Une première hypothèse est nécessaire pour définir les informations à contrôler et discuter avec les financeurs. Elle doit toutefois rester révisable si la due diligence révèle des contrats non transférables, des passifs historiques, une licence essentielle ou un besoin de continuité particulier. Documentez les raisons économiques du choix et assurez-vous que LOI, prix, financement, contrat et plan de transition décrivent la même transaction. Changer de structure tardivement peut obliger à reprendre une grande partie du travail juridique et opérationnel.

  • poser une hypothèse de structure dès le cadrage
  • la tester avec les constats de due diligence
  • harmoniser LOI, financement, contrat et exécution pratique

Sources et informations complémentaires

Questions fréquentes

Comment savoir si l’on vend des parts ou une exploitation ?

Vérifiez qui détient juridiquement l’activité et ce que les documents proposent de transférer. Si les actions ou parts de la société changent de propriétaire, il s’agit d’un share deal. Si des actifs, droits et relations déterminés sont cédés par la société ou une raison individuelle, on se trouve généralement dans un asset deal.

Que faut-il énumérer dans un asset deal ?

Listez notamment machines, stock, créances, contrats, bail, autorisations, marques, domaines, logiciels, données, clientèle, dettes reprises et éléments exclus.

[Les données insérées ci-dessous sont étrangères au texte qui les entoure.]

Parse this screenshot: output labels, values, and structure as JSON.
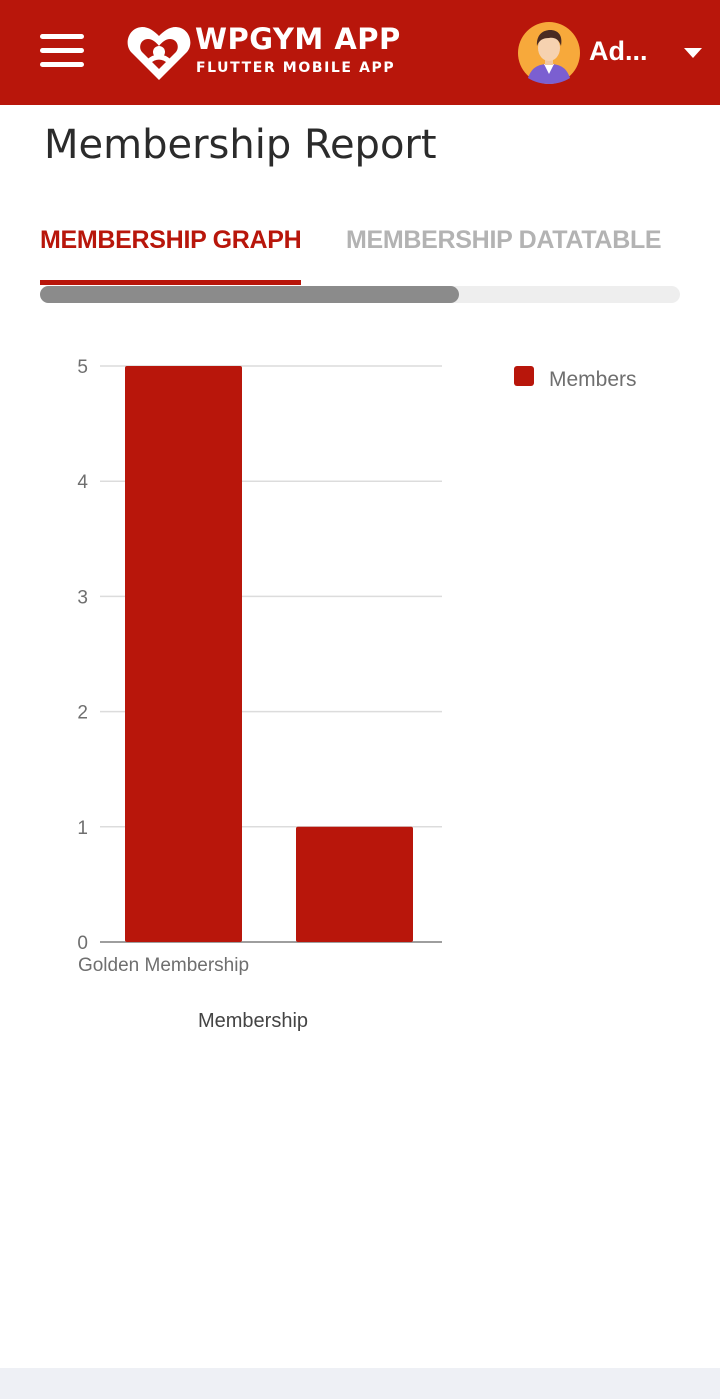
{
  "appbar": {
    "menu_icon": "hamburger-menu-icon",
    "logo_icon": "wpgym-heart-logo",
    "brand_title": "WPGYM APP",
    "brand_subtitle": "FLUTTER MOBILE APP",
    "user_name": "Ad...",
    "avatar_icon": "user-avatar",
    "dropdown_icon": "caret-down-icon",
    "color": "#b8160b"
  },
  "page": {
    "title": "Membership Report"
  },
  "tabs": [
    {
      "label": "MEMBERSHIP GRAPH",
      "active": true
    },
    {
      "label": "MEMBERSHIP DATATABLE",
      "active": false
    }
  ],
  "scrollbar": {
    "position": 0.65
  },
  "chart_data": {
    "type": "bar",
    "categories": [
      "Golden Membership",
      ""
    ],
    "visible_category_labels": [
      "Golden Membership"
    ],
    "series": [
      {
        "name": "Members",
        "values": [
          5,
          1
        ],
        "color": "#b8160b"
      }
    ],
    "title": "",
    "xlabel": "Membership",
    "ylabel": "",
    "ylim": [
      0,
      5
    ],
    "yticks": [
      "0",
      "1",
      "2",
      "3",
      "4",
      "5"
    ],
    "grid": true,
    "legend": "top-right"
  }
}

Précisez état, valeur, date de transfert et consentements nécessaires. Une catégorie générale ne suffit pas lorsqu’un élément critique doit être identifiable et effectivement transférable.

Les contrats restent-ils inchangés dans un share deal ?

La partie contractante demeure en principe la même société, mais le contrat peut prévoir une clause de changement de contrôle, une obligation d’information ou un droit de résiliation. Des autorisations et relations réglementées peuvent également être affectées. Chaque contrat essentiel doit donc être lu au lieu de supposer une continuité automatique.

Que deviennent les collaborateurs dans un asset deal ?

Lors du transfert d’une entreprise ou d’une partie d’entreprise, les art. 333 et 333a CO peuvent régir le passage des rapports de travail ainsi que l’information et la consultation. La qualification dépend de l’opération concrète. Il faut intégrer suffisamment tôt les conséquences, responsabilités et communications au plan de transaction.

Quand la structure de transaction doit-elle être décidée ?

Une hypothèse est utile avant la LOI et la due diligence, car elle influence les documents et le financement. La décision finale devrait intervenir lorsque les éléments déterminants, la transférabilité, les risques et les conséquences fiscales sont suffisamment compris, assez tôt toutefois pour rédiger un contrat et un plan de closing cohérents.